Wesley Earl Craven (August 2, 1939 - August 30, 2015) was an American film director, producer and writer, and is the creator of many iconic and genre-defining horror films. He is probably best known for his creation of Freddy Krueger, the dream-haunting villain introduced in A Nightmare on Elm Street. He also found great success a decade later with the movie Scream, a Deconstruction of the slasher sub-genre that launched a slew of late 90's imitation horror films.
Born in Cleveland, Ohio, Craven was raised by a Baptist family and was reportedly a target for bullies (including one with the same name as his most famous creation). After leaving home, he gained an education in English Literature, Psychology, and Writing; he then married, and started a family. His marriage ended after five years, and his children left with his ex-wife. He moved to New York, and eventually directed The Last House on the Left, followed five years later by The Hills Have Eyes. The success of these movies made him a seminal name in horror cinema.

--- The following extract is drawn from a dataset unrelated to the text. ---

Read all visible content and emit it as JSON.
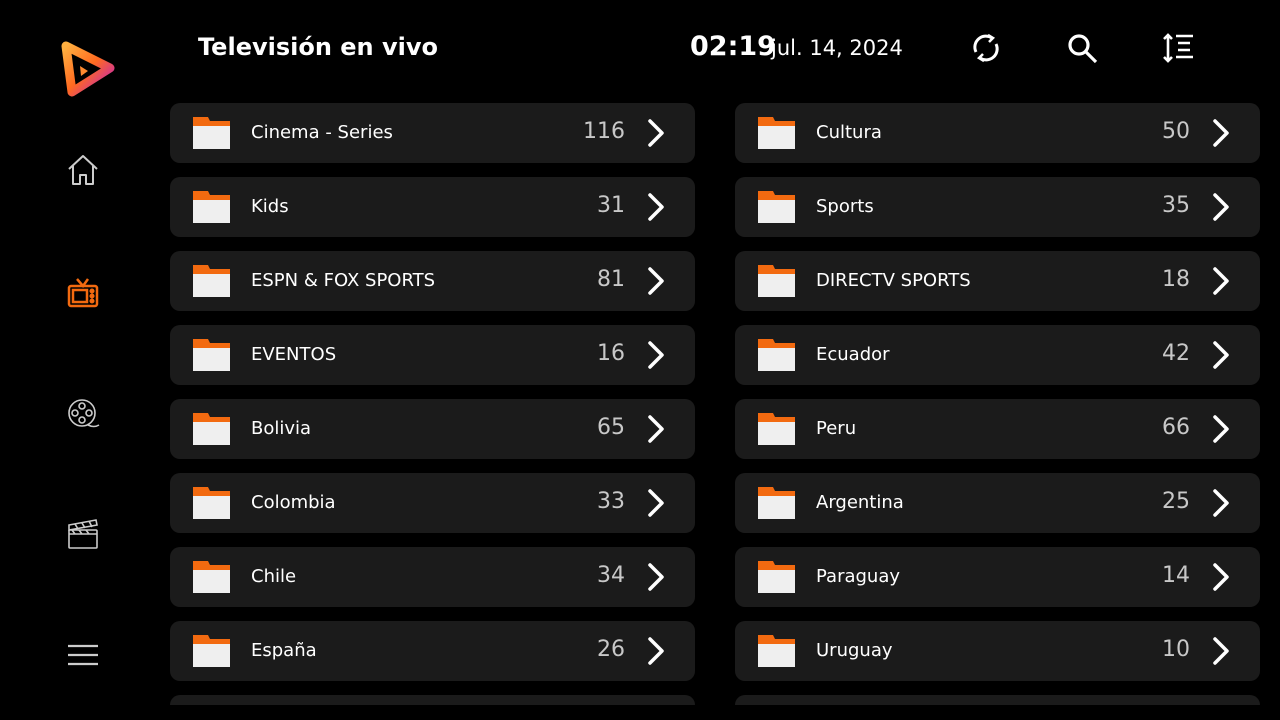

Additionally, he directed a lot of episodes of The Twilight Zone in the 80's.
His personal website is located here.
- The Last House on the Left (1972)
- The Hills Have Eyes (1977), and its original sequel (1985).
- Deadly Blessing (1981)
- Swamp Thing (1982)
- A Nightmare on Elm Street (1984) and its sixth sequel, New Nightmare (1994).
- Deadly Friend (1986)
- The Serpent and the Rainbow (1988)
- Shocker (1989)
- The People Under the Stairs (1991)
- A Vampire in Brooklyn (1995)
- Scream (1996), and all of its respective sequels.
- Music of the Heart (1999)
- They (2002)
- Cursed (2005)
- Red Eye (2005)
- My Soul to Take (2010)
- Action Girl - Nancy Thompson and Sidney Prescott being the most notable examples.
- Adults Are Useless - Either that, or the adults are a serious part of the problem.
- Deconstruction - Scream was so successful that it made the 80's slasher impossible to take seriously anymore.
- Family-Unfriendly Violence - Virtually all of his movies.
- Final Girl - In most films, although Shocker features a Final Guy.
- Gorn - A Nightmare on Elm Street, in particular.
- Post Modernism: New Nightmare and the Scream movies take this Up to Eleven.
- Rape as Drama - His characters tend to either be raped, are implied to be raped, are raped as a backstory, or are rapists themselves.
- Shout-Out:
- The Last House on the Left is a loose retelling (with a Setting Update) of Ingmar Bergman's The Virgin Spring.
- In one scene during A Nightmare on Elm Street, Sam Raimi's The Evil Dead is playing on a TV in the background, which itself is a Shout-Out to Sam Raimi putting a poster of Craven's The Hills Have Eyes in the background of The Evil Dead.
- Slasher Film - Two of the most famous examples, too.